A la hora de discutir el previsto derribo de esas edificaciones precarias (tanto como lo era en su tiempo la vida de los que las levantaron), ese hermoso y peculiar lugar al fondo de la Bahía de Cádiz acumula tantas circunstancias atenuantes, eximentes y exculpatorias que superan con mucho las indudables infracciones que se han cometido.
No sería una de las más pequeñas el simple hecho de la dilación en tomar medidas de cualquier tipo por parte de los responsables, es decir, Costas, culpable del abandono de décadas y de no ser capaz de realizar un plan adecuado. Durante más de medio siglo, ese rincón fangoso de playa fue un lugar olvidado. Tal vez quedaba demasiado lejos de cualquier interés, sólo visitado por sus habitantes hortelanos y pescadores y por un no desdeñable número de isleños, que encontraban alivio para la calor veraniega en sus aguas turbias y en su fondo peligroso y tachonado de peligros para las plantas de los pies.
Esa historia sentimental de la infancia, la que, como dijo el sabio Rilke, es la única patria verdadera del hombre, ya carga de razones la oposición al derribo de las casetas.

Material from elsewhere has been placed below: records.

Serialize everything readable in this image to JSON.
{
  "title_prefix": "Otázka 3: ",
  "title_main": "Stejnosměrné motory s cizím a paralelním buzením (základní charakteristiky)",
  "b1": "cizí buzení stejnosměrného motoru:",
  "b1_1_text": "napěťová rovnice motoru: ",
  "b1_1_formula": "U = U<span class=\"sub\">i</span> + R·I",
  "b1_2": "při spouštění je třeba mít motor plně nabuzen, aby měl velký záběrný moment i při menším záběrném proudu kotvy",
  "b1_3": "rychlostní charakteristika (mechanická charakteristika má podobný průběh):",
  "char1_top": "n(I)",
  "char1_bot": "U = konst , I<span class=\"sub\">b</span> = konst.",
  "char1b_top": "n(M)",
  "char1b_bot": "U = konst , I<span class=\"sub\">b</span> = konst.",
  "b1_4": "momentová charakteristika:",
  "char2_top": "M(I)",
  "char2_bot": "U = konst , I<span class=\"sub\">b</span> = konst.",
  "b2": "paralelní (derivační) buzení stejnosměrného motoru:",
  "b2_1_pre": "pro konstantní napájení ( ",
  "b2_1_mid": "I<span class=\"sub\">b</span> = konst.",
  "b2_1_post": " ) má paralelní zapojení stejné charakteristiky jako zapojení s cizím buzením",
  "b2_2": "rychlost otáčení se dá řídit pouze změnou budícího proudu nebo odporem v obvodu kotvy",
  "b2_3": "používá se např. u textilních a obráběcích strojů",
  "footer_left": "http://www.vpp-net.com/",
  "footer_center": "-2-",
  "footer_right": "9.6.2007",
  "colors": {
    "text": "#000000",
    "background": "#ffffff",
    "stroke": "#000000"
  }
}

El saco de los motivos para oponerse se puede llenar aún más con todo eso que precisamente ahora la pandemia nos quiere quitar: largas comidas con familiares y amigos, inacabables cenas de levante en calma, terapéuticos atardeceres, revitalizantes frutos de mar en las mesas…
Le costó mucho, pero ese amasijo de colores chillones sobre hojalata y madera logró al final y de manera única un milagro: que a fuerza de atraer gente de fuera, muchos isleños se dignaran por fin mirar al mar de cara y, de paso, poner la vista en su interior, es decir en lo poco que va quedando de una Isla que quizá desde siempre mantenía en su cara oscura un mundo habitado por hombres y mujeres impregnados de salitre y sol, y no siempre para bien.
Arréglese la playa, límpiese, procúrese no rellenar de arena extraña, y consérvese ese rincón como monumento vivo y latente de lo que a todos nos gustaría ser y tener.